Overview
- BIE-class: Unrecognized exposition
- Name: Sierra Leone Exhibition
- Organized by: J. T. Comissiong

Participant(s)
- Countries: 8

Location
- Country: Sierra Leone Colony and Protectorate
- City: Freetown

Timeline
- Opening: February 28, 1865
- Closure: April 22, 1865

= Sierra Leone Exhibition =

The Sierra Leone Exhibition was an event held in Freetown in 1865 to promote the agriculture of countries in that region and their colonial overseers.

== History ==
=== Background ===
In 1863, the R. W. Hartshorn was discussing the topic of agriculture in the Colony of Sierra Leone with a group of men that had created the Young Men's Institute. These discussions then led to the suggestion of an exhibition to be held in Sierra Leone. On December 18, 1863, a dozen men in Freetown met to discuss the possibility of holding an exhibition of African products in the colony.

An executive committee was created on January 5, 1864 under the leadership of the J. T. Comissiong. On March 26, a public meeting was held to discuss the proposed exhibition to the mechanics and farmers of the colony. The colonial government granted £250 and another £427 2s. 6d. was raised from private individuals in the colony.

The first major problem of the organising committee was in finding a suitable building for the exhibition. Not having the funds to build a new exhibition building, the committee found it suitable to use the fruit and vegetable market building and the adjacent Court House connected by a temporary building for the exhibition.

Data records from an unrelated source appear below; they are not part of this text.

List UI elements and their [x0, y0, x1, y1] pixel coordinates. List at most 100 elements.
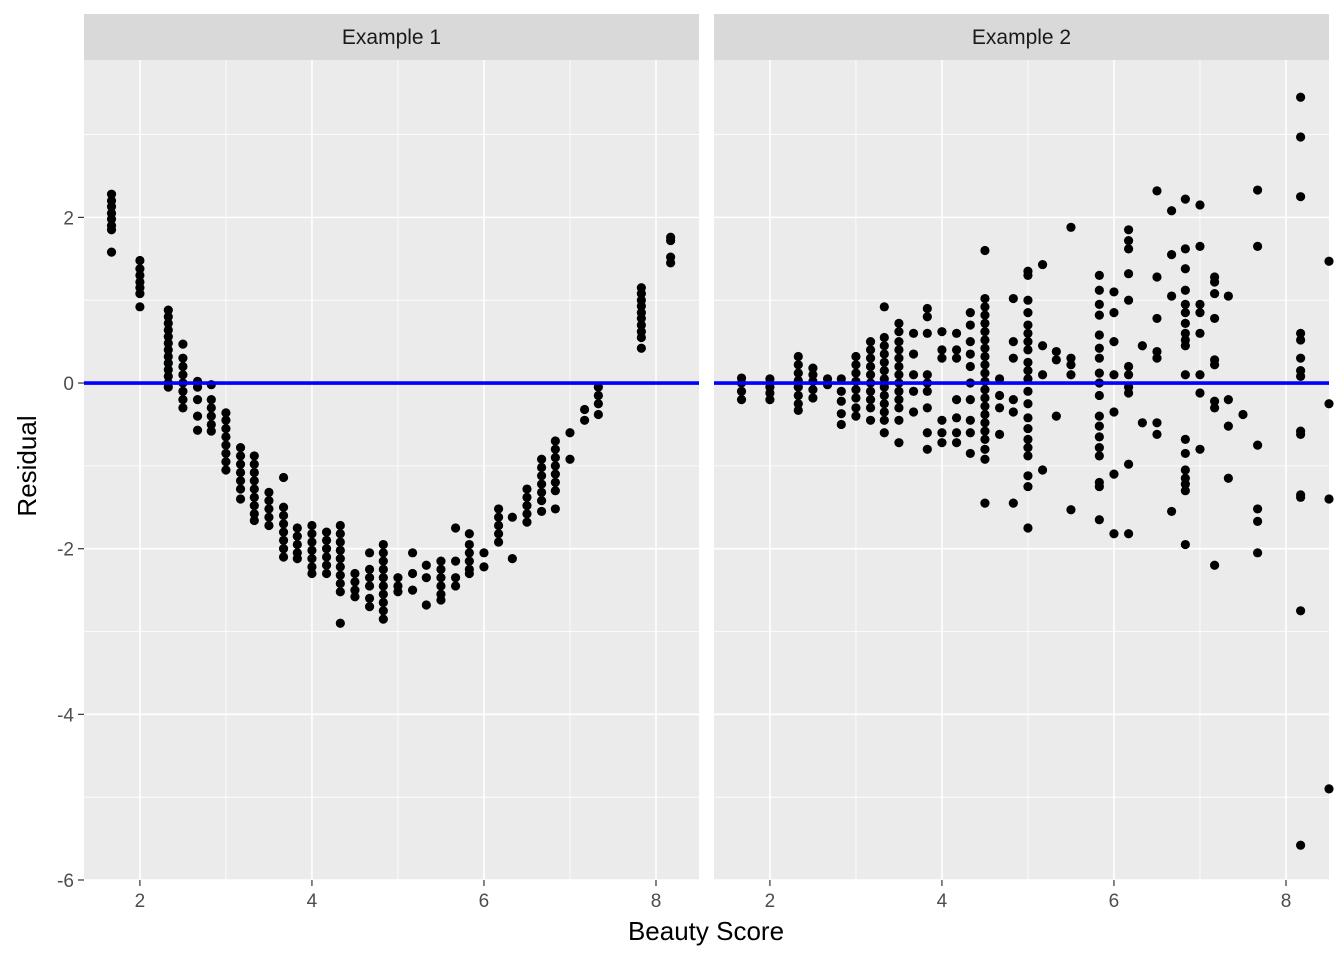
- data-point: [163, 312, 173, 322]
- data-point: [307, 537, 317, 547]
- data-point: [135, 288, 145, 299]
- data-point: [1008, 498, 1018, 508]
- data-point: [321, 568, 332, 579]
- data-point: [894, 318, 904, 328]
- facet-panel-1: Example 1 2 4 6 8 -6 -4 -2 0 2: [57, 14, 699, 912]
- data-point: [1109, 308, 1119, 318]
- data-point: [894, 403, 904, 413]
- data-point: [851, 411, 861, 421]
- data-point: [1066, 222, 1076, 232]
- data-point: [1253, 440, 1263, 450]
- data-point: [407, 548, 418, 558]
- data-point: [163, 325, 173, 335]
- data-point: [178, 370, 188, 380]
- data-point: [493, 504, 504, 514]
- data-point: [536, 487, 547, 497]
- data-point: [1109, 370, 1119, 380]
- data-point: [135, 264, 145, 274]
- data-point: [865, 353, 876, 363]
- data-point: [980, 245, 990, 256]
- data-point: [550, 444, 560, 454]
- data-point: [765, 374, 775, 384]
- data-point: [1180, 285, 1190, 295]
- data-point: [1195, 328, 1205, 338]
- data-point: [965, 308, 975, 318]
- data-point: [307, 568, 317, 579]
- data-point: [1195, 299, 1205, 309]
- data-point: [550, 461, 560, 471]
- data-point: [536, 454, 547, 464]
- data-point: [793, 368, 803, 378]
- data-point: [793, 405, 803, 415]
- data-point: [1195, 308, 1205, 318]
- data-point: [980, 360, 990, 370]
- data-point: [192, 382, 203, 392]
- data-point: [335, 570, 345, 580]
- data-point: [1094, 310, 1104, 320]
- data-point: [1180, 370, 1190, 380]
- data-point: [235, 494, 246, 504]
- data-point: [1166, 250, 1177, 260]
- data-point: [1180, 318, 1190, 328]
- data-point: [1037, 370, 1048, 380]
- data-point: [106, 189, 117, 199]
- data-point: [249, 509, 259, 519]
- data-point: [1037, 465, 1048, 475]
- data-point: [221, 423, 231, 434]
- x-tick-label: 6: [1109, 891, 1120, 912]
- data-point: [364, 593, 375, 603]
- data-point: [894, 415, 904, 425]
- data-point: [235, 443, 246, 453]
- data-point: [1123, 388, 1134, 398]
- data-point: [994, 390, 1005, 401]
- data-point: [350, 568, 360, 579]
- data-point: [550, 469, 560, 479]
- data-point: [1023, 270, 1033, 280]
- data-point: [1152, 313, 1162, 324]
- data-point: [407, 585, 418, 595]
- data-point: [1094, 390, 1104, 401]
- data-point: [879, 399, 889, 409]
- data-point: [421, 600, 431, 610]
- data-point: [1023, 471, 1033, 481]
- data-point: [980, 351, 990, 362]
- data-point: [994, 429, 1005, 439]
- data-point: [135, 302, 145, 312]
- plot-panel-background: [84, 60, 699, 880]
- data-point: [1123, 295, 1134, 305]
- data-point: [808, 385, 818, 395]
- data-point: [736, 386, 747, 396]
- data-point: [1094, 368, 1104, 378]
- data-point: [163, 358, 173, 368]
- data-point: [335, 529, 345, 539]
- data-point: [135, 270, 145, 280]
- data-point: [1210, 277, 1220, 287]
- data-point: [550, 452, 560, 463]
- data-point: [235, 467, 246, 478]
- data-point: [980, 385, 990, 395]
- data-point: [522, 492, 532, 502]
- data-point: [1051, 346, 1061, 357]
- data-point: [335, 578, 345, 589]
- data-point: [1296, 92, 1306, 102]
- data-point: [1137, 418, 1147, 428]
- data-point: [980, 498, 990, 508]
- data-point: [879, 415, 889, 425]
- data-point: [736, 394, 747, 405]
- data-point: [980, 335, 990, 345]
- facet-strip: [84, 14, 699, 60]
- data-point: [580, 415, 590, 425]
- data-point: [536, 471, 547, 481]
- data-point: [536, 496, 547, 506]
- data-point: [865, 370, 876, 380]
- data-point: [364, 602, 375, 612]
- data-point: [851, 385, 861, 395]
- data-point: [522, 509, 532, 519]
- plot-panel-background: [714, 60, 1329, 880]
- data-point: [1094, 451, 1104, 461]
- data-point: [922, 370, 932, 380]
- data-point: [879, 407, 889, 417]
- data-point: [1210, 360, 1220, 370]
- y-tick-label: 0: [63, 374, 74, 395]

=== Nations represented ===
The exhibits were divided into 4 sections which was then divided into 34 classes. There were 8 nations represented at the exhibition:

- Africa
- Gambia, Gorée, Lagos, Liberia, Senegal, Sierra Leone

- Europe
- France, Great Britain

=== Exhibition ===
The Exhibition was opened on February 28, 1865 by Governor Samuel Blackall. It closed on April 22, 1865. After open for 30 days, the exhibition saw an attendance of about 4,000. Admission of Tuesdays was 2s. 6d., on Wednesdays and Thursdays it was 1s., on Fridays it was 6d. and on Saturdays it was only 3d. The exhibition was closed on Sundays and Mondays. A season ticket cost 10s. 6d for men and 7s. 6d. for women. The total cost of the exhibition was £1,027 2s. 3d. and the total revenues amounted to £1,089 14s. 10½d. This left a profit of £62 12s. 7½d.